So, Dr Casale ends up by saying lamely:
"Less severe remedies must be considered before import restrictions are placed on Bulgarian coins."
Why? What about the arrowheads, encolpions, pendant crosses, finger rings, harness bosses, military fittings, earrings and all the rest of the Roman bric-a-brac metal detected on Bulgarian sites being sold at this moment [by the kilogramme some of it] by US sellers on ebay? What remedies can the US (the US) apply to deal with this? Why should the US NOT do something to resolve this scandalous discrepancy between what it says it will do (as a state party of the 1970 UNESCO Convention - see its article 3) and what it actually does?

I imagine we can all think of more severe remedies (involving questioning of dealers and collectors, detentions, arrests and seizing of computer hard discs and business records) that would certainly do more to resolve this problem.

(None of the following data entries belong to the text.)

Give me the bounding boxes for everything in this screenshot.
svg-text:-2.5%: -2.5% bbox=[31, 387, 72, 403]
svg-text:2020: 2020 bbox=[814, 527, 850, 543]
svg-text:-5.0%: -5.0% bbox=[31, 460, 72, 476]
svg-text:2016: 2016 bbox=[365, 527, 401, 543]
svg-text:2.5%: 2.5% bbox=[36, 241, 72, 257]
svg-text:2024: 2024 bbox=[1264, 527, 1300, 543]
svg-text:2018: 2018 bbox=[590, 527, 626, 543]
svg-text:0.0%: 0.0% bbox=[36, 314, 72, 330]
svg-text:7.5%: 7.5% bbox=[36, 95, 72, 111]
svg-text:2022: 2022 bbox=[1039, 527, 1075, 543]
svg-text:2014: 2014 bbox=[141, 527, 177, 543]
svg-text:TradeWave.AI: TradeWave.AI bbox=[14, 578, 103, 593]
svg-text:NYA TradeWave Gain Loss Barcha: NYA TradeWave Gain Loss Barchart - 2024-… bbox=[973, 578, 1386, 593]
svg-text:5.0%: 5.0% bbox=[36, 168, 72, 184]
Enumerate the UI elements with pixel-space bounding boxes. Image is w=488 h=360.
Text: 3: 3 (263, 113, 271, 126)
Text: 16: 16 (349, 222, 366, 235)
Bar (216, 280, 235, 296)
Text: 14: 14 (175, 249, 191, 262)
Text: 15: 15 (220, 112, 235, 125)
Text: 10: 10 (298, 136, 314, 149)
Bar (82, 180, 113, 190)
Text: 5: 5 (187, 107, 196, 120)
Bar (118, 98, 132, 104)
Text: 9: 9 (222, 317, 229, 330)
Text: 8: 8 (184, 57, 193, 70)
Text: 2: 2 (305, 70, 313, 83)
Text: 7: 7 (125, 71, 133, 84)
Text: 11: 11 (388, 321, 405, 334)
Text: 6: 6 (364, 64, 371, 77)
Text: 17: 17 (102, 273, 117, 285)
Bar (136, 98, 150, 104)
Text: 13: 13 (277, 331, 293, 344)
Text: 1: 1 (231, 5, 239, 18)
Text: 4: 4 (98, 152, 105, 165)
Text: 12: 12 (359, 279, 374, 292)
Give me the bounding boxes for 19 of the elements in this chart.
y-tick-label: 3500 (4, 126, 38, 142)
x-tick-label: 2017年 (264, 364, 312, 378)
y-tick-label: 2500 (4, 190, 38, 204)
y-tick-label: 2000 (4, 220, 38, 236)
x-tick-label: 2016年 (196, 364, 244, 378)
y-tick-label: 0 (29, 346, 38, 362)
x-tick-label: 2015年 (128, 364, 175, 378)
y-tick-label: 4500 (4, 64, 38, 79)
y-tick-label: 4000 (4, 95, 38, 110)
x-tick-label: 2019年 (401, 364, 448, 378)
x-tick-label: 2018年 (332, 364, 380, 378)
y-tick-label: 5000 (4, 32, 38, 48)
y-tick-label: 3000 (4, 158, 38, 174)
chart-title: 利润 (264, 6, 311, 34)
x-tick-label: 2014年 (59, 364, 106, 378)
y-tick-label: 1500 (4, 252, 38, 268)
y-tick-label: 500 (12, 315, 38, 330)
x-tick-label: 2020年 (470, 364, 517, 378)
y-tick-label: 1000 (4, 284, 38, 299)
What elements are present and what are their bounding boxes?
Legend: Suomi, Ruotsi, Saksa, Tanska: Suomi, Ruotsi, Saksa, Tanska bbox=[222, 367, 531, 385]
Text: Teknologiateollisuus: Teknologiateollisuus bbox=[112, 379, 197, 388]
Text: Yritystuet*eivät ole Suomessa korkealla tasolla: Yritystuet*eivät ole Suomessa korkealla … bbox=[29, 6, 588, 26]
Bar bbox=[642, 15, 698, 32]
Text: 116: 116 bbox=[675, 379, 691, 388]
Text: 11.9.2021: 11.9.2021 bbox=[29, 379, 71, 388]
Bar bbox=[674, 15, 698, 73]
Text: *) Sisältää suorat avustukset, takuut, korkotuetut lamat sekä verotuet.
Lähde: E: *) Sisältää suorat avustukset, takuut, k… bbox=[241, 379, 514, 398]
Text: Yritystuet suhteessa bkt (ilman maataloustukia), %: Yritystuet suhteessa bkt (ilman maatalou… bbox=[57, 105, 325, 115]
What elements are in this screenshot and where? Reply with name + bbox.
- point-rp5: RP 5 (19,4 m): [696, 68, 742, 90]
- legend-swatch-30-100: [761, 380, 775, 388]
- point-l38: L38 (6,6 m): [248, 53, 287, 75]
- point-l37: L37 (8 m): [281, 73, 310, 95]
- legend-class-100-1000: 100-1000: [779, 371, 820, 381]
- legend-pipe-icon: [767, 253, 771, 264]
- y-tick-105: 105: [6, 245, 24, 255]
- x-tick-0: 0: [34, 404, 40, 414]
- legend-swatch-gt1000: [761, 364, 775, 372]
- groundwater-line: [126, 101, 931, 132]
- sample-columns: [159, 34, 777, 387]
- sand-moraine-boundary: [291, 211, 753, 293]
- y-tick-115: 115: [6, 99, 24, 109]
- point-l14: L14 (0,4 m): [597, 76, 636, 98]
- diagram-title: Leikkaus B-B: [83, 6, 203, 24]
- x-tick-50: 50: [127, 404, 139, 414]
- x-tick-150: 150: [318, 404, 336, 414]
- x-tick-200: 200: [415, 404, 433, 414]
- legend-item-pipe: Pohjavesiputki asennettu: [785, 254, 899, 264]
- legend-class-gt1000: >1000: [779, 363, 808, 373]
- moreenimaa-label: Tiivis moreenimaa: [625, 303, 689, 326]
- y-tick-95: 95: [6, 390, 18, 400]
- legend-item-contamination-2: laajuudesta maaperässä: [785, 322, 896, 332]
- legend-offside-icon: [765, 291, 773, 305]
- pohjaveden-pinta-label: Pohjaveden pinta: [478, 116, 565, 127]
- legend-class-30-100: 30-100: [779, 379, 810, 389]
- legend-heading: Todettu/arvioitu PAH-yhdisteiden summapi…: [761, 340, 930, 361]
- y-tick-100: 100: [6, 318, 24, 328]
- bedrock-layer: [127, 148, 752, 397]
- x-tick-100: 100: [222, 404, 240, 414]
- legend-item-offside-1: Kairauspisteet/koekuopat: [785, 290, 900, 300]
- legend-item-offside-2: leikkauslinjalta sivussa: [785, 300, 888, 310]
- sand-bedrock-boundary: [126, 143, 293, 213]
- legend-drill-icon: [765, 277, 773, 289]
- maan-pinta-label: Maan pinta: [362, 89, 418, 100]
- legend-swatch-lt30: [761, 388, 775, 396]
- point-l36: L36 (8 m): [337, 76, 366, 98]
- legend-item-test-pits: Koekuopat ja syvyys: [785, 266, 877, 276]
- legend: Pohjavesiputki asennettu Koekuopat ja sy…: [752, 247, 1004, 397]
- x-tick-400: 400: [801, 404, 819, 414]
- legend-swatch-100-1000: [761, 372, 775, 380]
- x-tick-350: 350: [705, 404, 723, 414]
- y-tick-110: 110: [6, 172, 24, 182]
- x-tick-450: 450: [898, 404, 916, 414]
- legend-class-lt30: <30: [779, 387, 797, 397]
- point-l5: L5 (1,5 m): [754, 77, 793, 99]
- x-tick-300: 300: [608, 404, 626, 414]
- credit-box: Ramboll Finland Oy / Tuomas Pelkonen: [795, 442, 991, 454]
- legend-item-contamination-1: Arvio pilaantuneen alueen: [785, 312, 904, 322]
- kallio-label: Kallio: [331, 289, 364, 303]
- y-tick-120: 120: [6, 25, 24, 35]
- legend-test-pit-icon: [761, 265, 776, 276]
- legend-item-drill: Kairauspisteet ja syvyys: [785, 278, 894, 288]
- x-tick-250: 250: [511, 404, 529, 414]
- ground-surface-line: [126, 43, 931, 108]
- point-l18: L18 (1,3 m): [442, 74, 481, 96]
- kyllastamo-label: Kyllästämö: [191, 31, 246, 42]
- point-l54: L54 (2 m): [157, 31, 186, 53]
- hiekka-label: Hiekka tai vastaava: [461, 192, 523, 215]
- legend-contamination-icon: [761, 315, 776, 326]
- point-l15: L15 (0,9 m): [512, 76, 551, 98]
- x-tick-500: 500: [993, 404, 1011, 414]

Most coin collectors seem happy to quote the report linking the trade in this material and organized crime networks, which seems sufficient reason why Homeland Security and the FBI should be looking very carefully at this trade which it seems they've virtually ignored (say it ain't so) for all these years.

It seems to me that US customs examining import documentation to check the proper export procedures have been followed is not exactly a measure that could be termed either "severe" or "drastic". Especially as all coin dealers say they are responsible and respectable businessmen who do everything they can to avoid dealing in smuggled and looted artefacts.

Sayles ends:
The statement of Mr. Casale is not only a ray of light, it is a very brave appeal for reason. I sincerely hope that it does not come back to haunt him.
Well, let us reason through it then. I invite his reply here.